Materials and methods: A multicenter, blinded, randomized, prospective study was conducted in RA patients meeting 2010 ACR/EULAR criteria for sustained remission by DAS28-ESR, with concomitant CDAI/SDAI evaluation. Patients were classified into clinical and ultrasound groups, with treatment remission based on DAS28 or grayscale synovitis/Doppler values. Ultrasound assessments included grayscale (GS) and power Doppler (PD) for joints (A) and tendons (T). A 12 months follow-up was performed, with a subset analyzed at both 18 and 24 months. Exacerbation criteria: DAS28-ESR rise > 1.2 or CDAI/SDAI > 16.

Results: Across all centers, 78 patients were initially recruited, but only 46 completed the 12-month follow-up, with 28 undergoing further evaluation at 24 months. The average baseline DAS28 scores were 1.85 for the clinical group and 1.80 for the ultrasound group. During the study, 18 patients experienced disease exacerbation based on DAS28 score elevation, with 10 in the clinical group and 8 in the ultrasound group. Seven patients experienced disease exacerbation based on CDAI score elevation, all of whom were included in the clinical group. Eight patients showed disease exacerbation based on SDAI score elevation, all in the clinical group.

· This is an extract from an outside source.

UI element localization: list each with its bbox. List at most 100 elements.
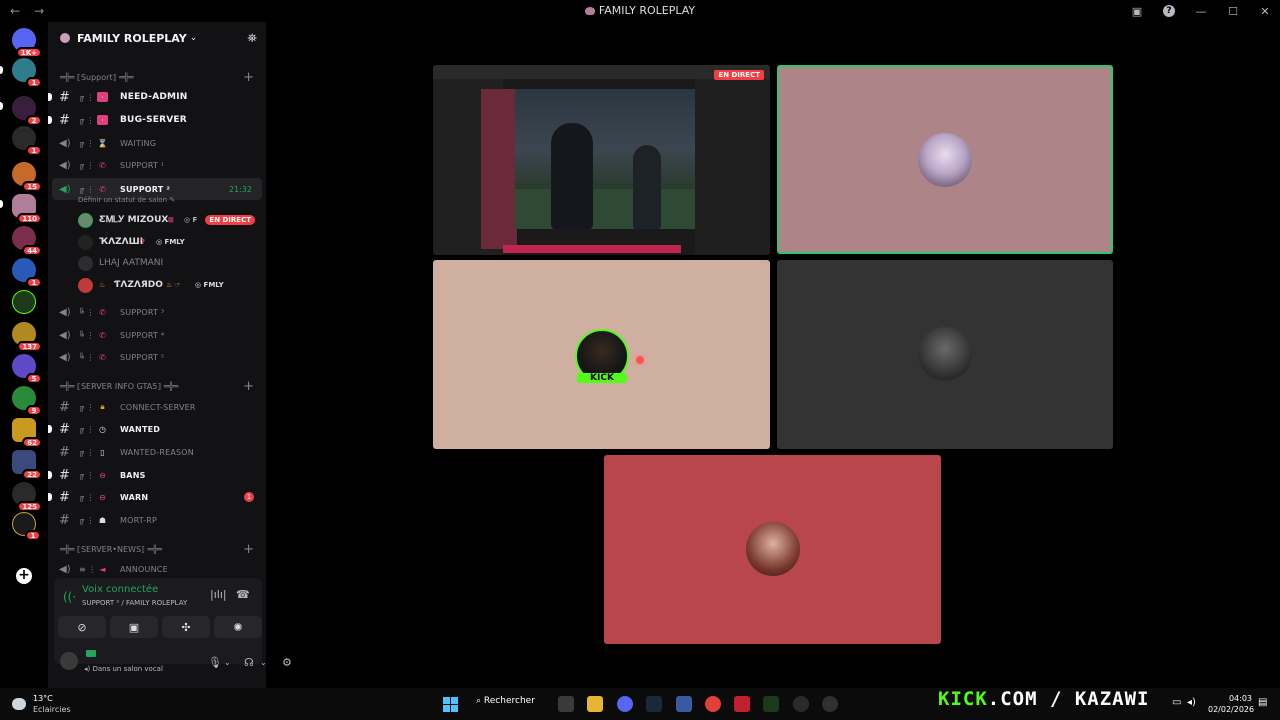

Conclusion: We have demonstrated the utility of ultrasound when optimizing management of rheumatoid arthritis patients. In our patient cohort, ultrasound helps to reduce the number of exacerbations using the SDAI/CDAI index. We highlight the limitations of current assessment methods that rely solely on clinical evaluation, underscore the potential significance of evaluating subclinical synovitis, and emphasize the role of ultrasound as an objective tool in guiding therapy decisions. Our study offers valuable insights for optimizing treatment strategies in RA patients and improving their long-term outcomes.

Keywords: Rheumatoid arthritis; musculoesqueletal ultrasound; treatment optimization.